The dominant structures in the installation are four totemic figures representing earth, fire, water and air, the basic elements of alchemy. These box-like personages - sentinels in Lantz's painted universe - seem to contain potentiality. They only require the combining and organizing influence of a creator to become any of the world's myriad phenomena.

Two other characters appearing in this installation are powerful women who have been victimized by circumstances.

These large vertical panels depict Cassandra and Persephone of Greek mythology. Cassandra was the human consort of the god Apollo, who gave her the gift of prophecy. However, in a moment of anger he made this gift problematic by causing Cassandra's predictions to be met with extreme skepticism, thus placing the burden of interpretation and belief on those who heard the prophetess. Cassandra was victimized by her gift-bearing lover but continued to use the gift for the benefit of those who would listen.

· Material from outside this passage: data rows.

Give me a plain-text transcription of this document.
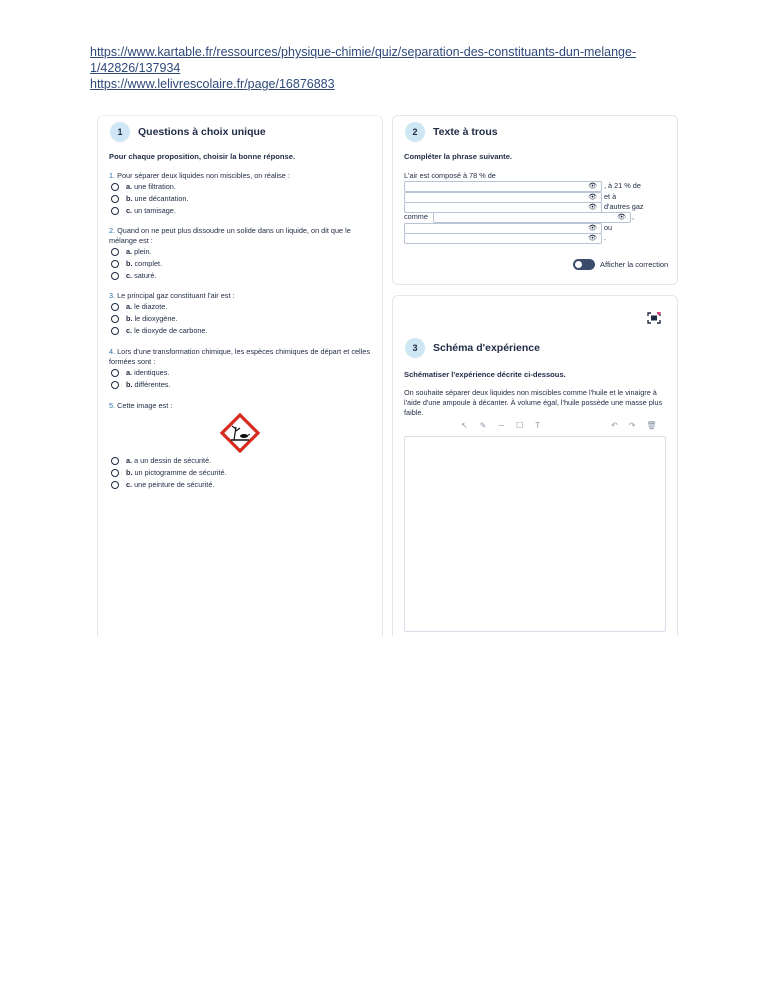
https://www.kartable.fr/ressources/physique-chimie/quiz/separation-des-constituants-dun-melange-1/42826/137934
https://www.lelivrescolaire.fr/page/16876883
1	Questions à choix unique
Pour chaque proposition, choisir la bonne réponse.
1. Pour séparer deux liquides non miscibles, on réalise :
a. une filtration.
b. une décantation.
c. un tamisage.
2. Quand on ne peut plus dissoudre un solide dans un liquide, on dit que le mélange est :
a. plein.
b. complet.
c. saturé.
3. Le principal gaz constituant l'air est :
a. le diazote.
b. le dioxygène.
c. le dioxyde de carbone.
4. Lors d'une transformation chimique, les espèces chimiques de départ et celles formées sont :
a. identiques.
b. différentes.
5. Cette image est :
a. a un dessin de sécurité.
b. un pictogramme de sécurité.
c. une peinture de sécurité.
2	Texte à trous
Compléter la phrase suivante.
L'air est composé à 78 % de
👁 , à 21 % de
👁 et à
👁 d'autres gaz
comme	👁 ,
👁 ou
👁 .
Afficher la correction
3	Schéma d'expérience
Schématiser l'expérience décrite ci-dessous.
On souhaite séparer deux liquides non miscibles comme l'huile et le vinaigre à l'aide d'une ampoule à décanter. À volume égal, l'huile possède une masse plus faible.
↖ ✎ ─ ☐ T	↶ ↷ 🗑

Persephone, daughter of Greek goddess Ceres, was abducted by Pluto, god of the underworld. Enlisting the aid of Mercury and Spring, Ceres negotiated the release of Persephone. Pluto made sure that his captive bride ate some pomegranate before releasing her to Ceres who was then obliged to return her daughter to Pluto for half the year. Because she had eaten in the underworld, Persephone was forever bound to return to it and is the personification of seasonal change. Persephone was victimized by the circumstances of her forcible marriage but used that condition to usher in renewed life every Spring.

Sherrye Lantz's "Over the Millennium - Symbols Which Endure" is on view Monday through April 3 at Virginia Western Community College's Fine Arts Building, Roanoke. 857-7271.

Mimi Babe Harris has installed eight three-dimensional portraits of artists at the Studios on the Square on downtown Roanoke's Market Square.

The subjects are Betty Branch, Karen Raney, Peyton Klein, Nancy Dahlstrom, Trudy Wheeler, Pat West, Vera Dickerson and Beth Shively (who is the reviewer's wife). There also is a large painted self-portrait of Harris.

The combination of drawing, painting and construction in these portraits explores a working method developed by Marisol Escobar and Larry Rivers during the '60s. Harris brings her own idiosyncratic vision to these representations by casting her subjects as emblems of feminine creativity.

The first image looming overhead as one climbs the gallery stairs shows Karen Raney, an English artist who looks like a woodland priestess ecstatically skipping rope. This sets the tone for the remaining seven portraits of Roanoke artists, who are rendered as shrines and totems conveying an atmosphere of nature-worship and devotion to primordial goddesses while remaining fully contemporary.

Mimi Babe Harris' "Portraits in Mixed Media" is on exhibit through March 28 at The Studios on the Square, downtown Roanoke. 345-4076.

Bill Rutherfoord is an artist, teacher and former curator of the Roanoke Museum of Fine Arts.